Bacterial antibiotic persistence occurs when bacteria are treated with an antibiotic and the majority of the population rapidly dies off, but a small subpopulation enters into a dormant, persistent state and evades death. Diverse pathways leading to nucleoside triphosphate (NTP) depletion and restricted translation have been implicated in persistence, suggesting alternative redundant routes may exist to initiate persister formation. To investigate the molecular mechanism of one such pathway, functional variants of an essential component of translation (phenylalanyltRNA synthetase [PheRS]) were used to study the effects of quality control on antibiotic persistence. Upon amino acid limitation, elevated PheRS quality control led to significant decreases in aminoacylated tRNAPhe accumulation and increased antibiotic persistence. This increase in antibiotic persistence was most pronounced (65-fold higher) when the relA-encoded tRNA-dependent stringent response was inactivated.
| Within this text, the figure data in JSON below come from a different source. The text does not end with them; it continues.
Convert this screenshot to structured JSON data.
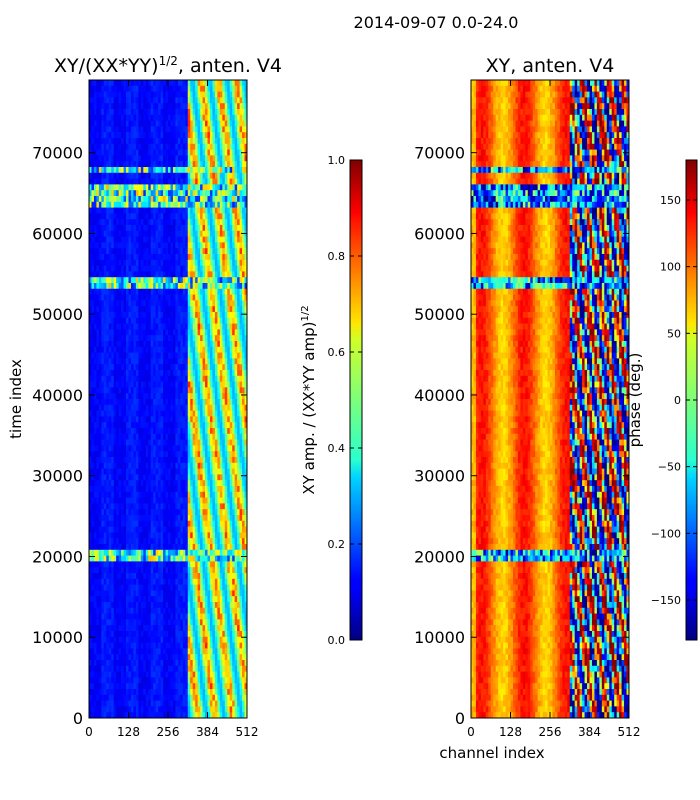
{
  "suptitle": "2014-09-07 0.0-24.0",
  "chart_data": [
    {
      "type": "heatmap",
      "title": "XY/(XX*YY)^{1/2}, anten. V4",
      "title_parts": {
        "main": "XY/(XX*YY)",
        "sup": "1/2",
        "tail": ", anten. V4"
      },
      "xlabel": "",
      "ylabel": "time index",
      "xlim": [
        0,
        512
      ],
      "ylim": [
        0,
        79000
      ],
      "xticks": [
        "0",
        "128",
        "256",
        "384",
        "512"
      ],
      "xtick_values": [
        0,
        128,
        256,
        384,
        512
      ],
      "yticks": [
        "0",
        "10000",
        "20000",
        "30000",
        "40000",
        "50000",
        "60000",
        "70000"
      ],
      "ytick_values": [
        0,
        10000,
        20000,
        30000,
        40000,
        50000,
        60000,
        70000
      ],
      "colormap": "jet",
      "colorbar": {
        "label": "XY amp. / (XX*YY amp)^{1/2}",
        "label_parts": {
          "main": "XY amp. / (XX*YY amp)",
          "sup": "1/2"
        },
        "range": [
          0.0,
          1.0
        ],
        "ticks": [
          "0.0",
          "0.2",
          "0.4",
          "0.6",
          "0.8",
          "1.0"
        ],
        "tick_values": [
          0.0,
          0.2,
          0.4,
          0.6,
          0.8,
          1.0
        ]
      },
      "data_summary": {
        "low_band_channels": [
          0,
          320
        ],
        "low_band_value": 0.12,
        "high_band_channels": [
          320,
          512
        ],
        "high_band_value_range": [
          0.3,
          0.85
        ],
        "notable_time_rows": [
          64000,
          65500,
          68000,
          53800,
          20000
        ]
      }
    },
    {
      "type": "heatmap",
      "title": "XY, anten. V4",
      "xlabel": "channel index",
      "ylabel": "",
      "xlim": [
        0,
        512
      ],
      "ylim": [
        0,
        79000
      ],
      "xticks": [
        "0",
        "128",
        "256",
        "384",
        "512"
      ],
      "xtick_values": [
        0,
        128,
        256,
        384,
        512
      ],
      "yticks": [
        "0",
        "10000",
        "20000",
        "30000",
        "40000",
        "50000",
        "60000",
        "70000"
      ],
      "ytick_values": [
        0,
        10000,
        20000,
        30000,
        40000,
        50000,
        60000,
        70000
      ],
      "colormap": "jet",
      "colorbar": {
        "label": "phase (deg.)",
        "range": [
          -180,
          180
        ],
        "ticks": [
          "−150",
          "−100",
          "−50",
          "0",
          "50",
          "100",
          "150"
        ],
        "tick_values": [
          -150,
          -100,
          -50,
          0,
          50,
          100,
          150
        ]
      },
      "data_summary": {
        "low_band_channels": [
          0,
          320
        ],
        "low_band_phase_deg": [
          60,
          130
        ],
        "high_band_channels": [
          320,
          512
        ],
        "high_band_phase_deg": [
          -180,
          180
        ],
        "notable_time_rows": [
          64000,
          65500,
          68000,
          53800,
          20000
        ]
      }
    }
  ]
}
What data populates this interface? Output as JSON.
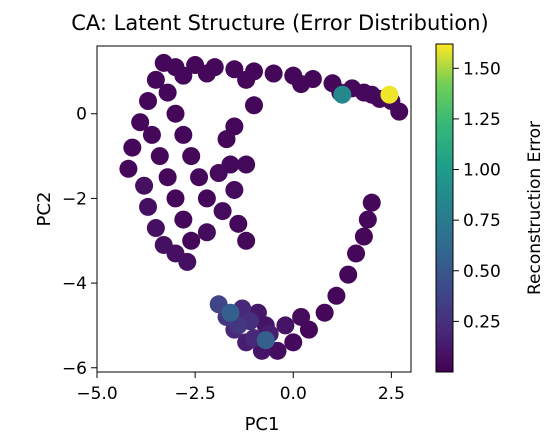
{
  "chart_data": {
    "type": "scatter",
    "title": "CA: Latent Structure (Error Distribution)",
    "xlabel": "PC1",
    "ylabel": "PC2",
    "xlim": [
      -5.0,
      3.0
    ],
    "ylim": [
      -6.1,
      1.6
    ],
    "xticks": [
      -5.0,
      -2.5,
      0.0,
      2.5
    ],
    "xtick_labels": [
      "−5.0",
      "−2.5",
      "0.0",
      "2.5"
    ],
    "yticks": [
      0,
      -2,
      -4,
      -6
    ],
    "ytick_labels": [
      "0",
      "−2",
      "−4",
      "−6"
    ],
    "grid": false,
    "legend": "none",
    "colormap": "viridis",
    "colorbar": {
      "label": "Reconstruction Error",
      "range": [
        0.0,
        1.62
      ],
      "ticks": [
        0.25,
        0.5,
        0.75,
        1.0,
        1.25,
        1.5
      ],
      "tick_labels": [
        "0.25",
        "0.50",
        "0.75",
        "1.00",
        "1.25",
        "1.50"
      ]
    },
    "points": [
      {
        "x": -3.0,
        "y": 1.1,
        "e": 0.03
      },
      {
        "x": -2.5,
        "y": 1.15,
        "e": 0.03
      },
      {
        "x": -2.0,
        "y": 1.1,
        "e": 0.03
      },
      {
        "x": -1.5,
        "y": 1.05,
        "e": 0.03
      },
      {
        "x": -1.0,
        "y": 1.0,
        "e": 0.03
      },
      {
        "x": -0.5,
        "y": 0.95,
        "e": 0.03
      },
      {
        "x": 0.0,
        "y": 0.9,
        "e": 0.03
      },
      {
        "x": 0.5,
        "y": 0.82,
        "e": 0.03
      },
      {
        "x": 1.0,
        "y": 0.72,
        "e": 0.03
      },
      {
        "x": 1.5,
        "y": 0.6,
        "e": 0.04
      },
      {
        "x": 2.0,
        "y": 0.45,
        "e": 0.04
      },
      {
        "x": 2.5,
        "y": 0.3,
        "e": 0.04
      },
      {
        "x": 2.7,
        "y": 0.05,
        "e": 0.03
      },
      {
        "x": 2.2,
        "y": 0.35,
        "e": 0.03
      },
      {
        "x": 1.8,
        "y": 0.5,
        "e": 0.03
      },
      {
        "x": -2.8,
        "y": 0.9,
        "e": 0.03
      },
      {
        "x": -2.2,
        "y": 0.95,
        "e": 0.03
      },
      {
        "x": -1.2,
        "y": 0.8,
        "e": 0.03
      },
      {
        "x": 0.2,
        "y": 0.7,
        "e": 0.03
      },
      {
        "x": 1.2,
        "y": 0.5,
        "e": 0.03
      },
      {
        "x": 1.25,
        "y": 0.45,
        "e": 0.85
      },
      {
        "x": 2.45,
        "y": 0.45,
        "e": 1.6
      },
      {
        "x": -3.3,
        "y": 1.2,
        "e": 0.03
      },
      {
        "x": -3.5,
        "y": 0.8,
        "e": 0.03
      },
      {
        "x": -3.7,
        "y": 0.3,
        "e": 0.03
      },
      {
        "x": -3.9,
        "y": -0.2,
        "e": 0.03
      },
      {
        "x": -4.1,
        "y": -0.8,
        "e": 0.03
      },
      {
        "x": -4.2,
        "y": -1.3,
        "e": 0.03
      },
      {
        "x": -3.2,
        "y": 0.5,
        "e": 0.03
      },
      {
        "x": -3.0,
        "y": 0.0,
        "e": 0.03
      },
      {
        "x": -2.8,
        "y": -0.5,
        "e": 0.03
      },
      {
        "x": -2.6,
        "y": -1.0,
        "e": 0.03
      },
      {
        "x": -2.4,
        "y": -1.5,
        "e": 0.03
      },
      {
        "x": -2.2,
        "y": -2.0,
        "e": 0.03
      },
      {
        "x": -3.6,
        "y": -0.5,
        "e": 0.03
      },
      {
        "x": -3.4,
        "y": -1.0,
        "e": 0.03
      },
      {
        "x": -3.2,
        "y": -1.5,
        "e": 0.03
      },
      {
        "x": -3.0,
        "y": -2.0,
        "e": 0.03
      },
      {
        "x": -2.8,
        "y": -2.5,
        "e": 0.03
      },
      {
        "x": -2.6,
        "y": -3.0,
        "e": 0.03
      },
      {
        "x": -3.8,
        "y": -1.7,
        "e": 0.08
      },
      {
        "x": -3.7,
        "y": -2.2,
        "e": 0.08
      },
      {
        "x": -3.5,
        "y": -2.7,
        "e": 0.08
      },
      {
        "x": -3.3,
        "y": -3.1,
        "e": 0.08
      },
      {
        "x": -3.0,
        "y": -3.3,
        "e": 0.08
      },
      {
        "x": -2.7,
        "y": -3.5,
        "e": 0.08
      },
      {
        "x": -2.2,
        "y": -2.8,
        "e": 0.05
      },
      {
        "x": -1.8,
        "y": -2.3,
        "e": 0.05
      },
      {
        "x": -1.5,
        "y": -1.8,
        "e": 0.05
      },
      {
        "x": -1.9,
        "y": -1.4,
        "e": 0.05
      },
      {
        "x": -1.6,
        "y": -1.2,
        "e": 0.04
      },
      {
        "x": -1.5,
        "y": -0.3,
        "e": 0.03
      },
      {
        "x": -1.7,
        "y": -0.6,
        "e": 0.03
      },
      {
        "x": -1.0,
        "y": 0.2,
        "e": 0.03
      },
      {
        "x": -1.2,
        "y": -1.2,
        "e": 0.04
      },
      {
        "x": -1.4,
        "y": -2.6,
        "e": 0.04
      },
      {
        "x": -1.2,
        "y": -3.0,
        "e": 0.04
      },
      {
        "x": 2.0,
        "y": -2.1,
        "e": 0.03
      },
      {
        "x": 1.9,
        "y": -2.5,
        "e": 0.03
      },
      {
        "x": 1.8,
        "y": -2.9,
        "e": 0.03
      },
      {
        "x": 1.6,
        "y": -3.3,
        "e": 0.03
      },
      {
        "x": 1.4,
        "y": -3.8,
        "e": 0.03
      },
      {
        "x": 1.1,
        "y": -4.3,
        "e": 0.03
      },
      {
        "x": 0.8,
        "y": -4.7,
        "e": 0.03
      },
      {
        "x": 0.4,
        "y": -5.1,
        "e": 0.03
      },
      {
        "x": 0.0,
        "y": -5.4,
        "e": 0.04
      },
      {
        "x": -0.4,
        "y": -5.6,
        "e": 0.06
      },
      {
        "x": -0.8,
        "y": -5.6,
        "e": 0.1
      },
      {
        "x": -1.2,
        "y": -5.4,
        "e": 0.15
      },
      {
        "x": -1.5,
        "y": -5.1,
        "e": 0.2
      },
      {
        "x": -1.7,
        "y": -4.8,
        "e": 0.3
      },
      {
        "x": -1.9,
        "y": -4.5,
        "e": 0.38
      },
      {
        "x": -1.6,
        "y": -4.7,
        "e": 0.55
      },
      {
        "x": -1.4,
        "y": -5.0,
        "e": 0.3
      },
      {
        "x": -1.0,
        "y": -5.3,
        "e": 0.2
      },
      {
        "x": -0.6,
        "y": -5.2,
        "e": 0.15
      },
      {
        "x": -0.2,
        "y": -5.0,
        "e": 0.1
      },
      {
        "x": 0.2,
        "y": -4.8,
        "e": 0.05
      },
      {
        "x": -0.7,
        "y": -5.0,
        "e": 0.1
      },
      {
        "x": -1.1,
        "y": -4.9,
        "e": 0.25
      },
      {
        "x": -0.7,
        "y": -5.35,
        "e": 0.55
      },
      {
        "x": -1.3,
        "y": -4.6,
        "e": 0.2
      },
      {
        "x": -0.9,
        "y": -4.7,
        "e": 0.12
      }
    ]
  }
}
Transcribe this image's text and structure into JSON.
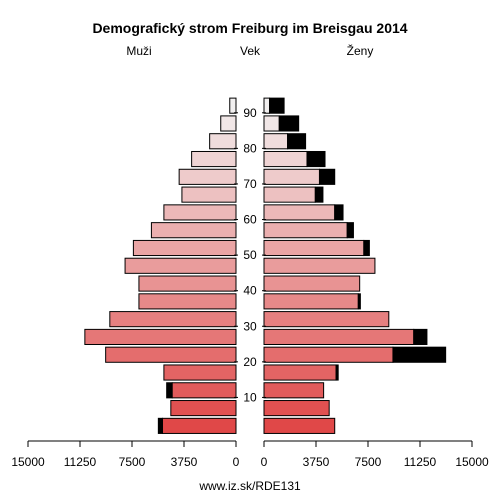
{
  "chart_data": {
    "type": "bar",
    "title": "Demografický strom Freiburg im Breisgau 2014",
    "left_label": "Muži",
    "center_label": "Vek",
    "right_label": "Ženy",
    "footer": "www.iz.sk/RDE131",
    "x_tick_labels": [
      "15000",
      "11250",
      "7500",
      "3750",
      "0",
      "0",
      "3750",
      "7500",
      "11250",
      "15000"
    ],
    "x_ticks_left": [
      15000,
      11250,
      7500,
      3750,
      0
    ],
    "x_ticks_right": [
      0,
      3750,
      7500,
      11250,
      15000
    ],
    "age_tick_labels": [
      "10",
      "20",
      "30",
      "40",
      "50",
      "60",
      "70",
      "80",
      "90"
    ],
    "age_ticks": [
      10,
      20,
      30,
      40,
      50,
      60,
      70,
      80,
      90
    ],
    "xlim": [
      0,
      15000
    ],
    "age_groups": [
      "0-4",
      "5-9",
      "10-14",
      "15-19",
      "20-24",
      "25-29",
      "30-34",
      "35-39",
      "40-44",
      "45-49",
      "50-54",
      "55-59",
      "60-64",
      "65-69",
      "70-74",
      "75-79",
      "80-84",
      "85-89",
      "90+"
    ],
    "age_mid": [
      2,
      7,
      12,
      17,
      22,
      27,
      32,
      37,
      42,
      47,
      52,
      57,
      62,
      67,
      72,
      77,
      82,
      87,
      92
    ],
    "series": [
      {
        "name": "Muži",
        "values": [
          5300,
          4700,
          4600,
          5200,
          9400,
          10900,
          9100,
          7000,
          7000,
          8000,
          7400,
          6100,
          5200,
          3900,
          4100,
          3200,
          1900,
          1100,
          450
        ],
        "black_extra": [
          300,
          0,
          400,
          0,
          0,
          0,
          0,
          0,
          0,
          0,
          0,
          0,
          0,
          0,
          0,
          0,
          0,
          0,
          0
        ]
      },
      {
        "name": "Ženy",
        "values": [
          5100,
          4700,
          4300,
          5200,
          9300,
          10800,
          9000,
          6800,
          6900,
          8000,
          7200,
          6000,
          5100,
          3700,
          4000,
          3100,
          1700,
          1100,
          400
        ],
        "black_extra": [
          0,
          0,
          0,
          150,
          3800,
          950,
          0,
          150,
          0,
          0,
          400,
          450,
          600,
          550,
          1100,
          1300,
          1300,
          1400,
          1050
        ]
      }
    ],
    "colors": {
      "young": "#e04848",
      "old": "#f2f0f0",
      "extra": "#000000"
    }
  }
}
The increase in persistence with elevated quality control correlated with -2-fold increases in the levels of the RNase MazF and the NTPase MazG and a 3-fold reduction in cellular NTP pools. These data reveal a mechanism for persister formation independent of the stringent response where reduced translation capacity, as indicated by reduced levels of aminoacylated tRNA, is accompanied by active reduction of cellular NTP pools which in turn triggers antibiotic persistence.IMPORTANCE Bacterial antibiotic persistence is a transient physiological state wherein cells become dormant and thereby evade being killed by antibiotics. Once the antibiotic is removed, bacterial persisters are able to resuscitate and repopulate. It is thought that antibiotic bacterial persisters may cause reoccurring infections in the clinical setting. The molecular triggers and pathways that cause bacteria to enter into the persister state are not fully understood. Our results suggest that accumulation of deacylated tRNA is a trigger for antibiotic persistence independent of the RelA-dependent stringent response, a pathway thought to be required for persistence in many organisms. Overall, this provides a mechanism where changes in translation quality control in response to physiological cues can directly modulate bacterial persistence.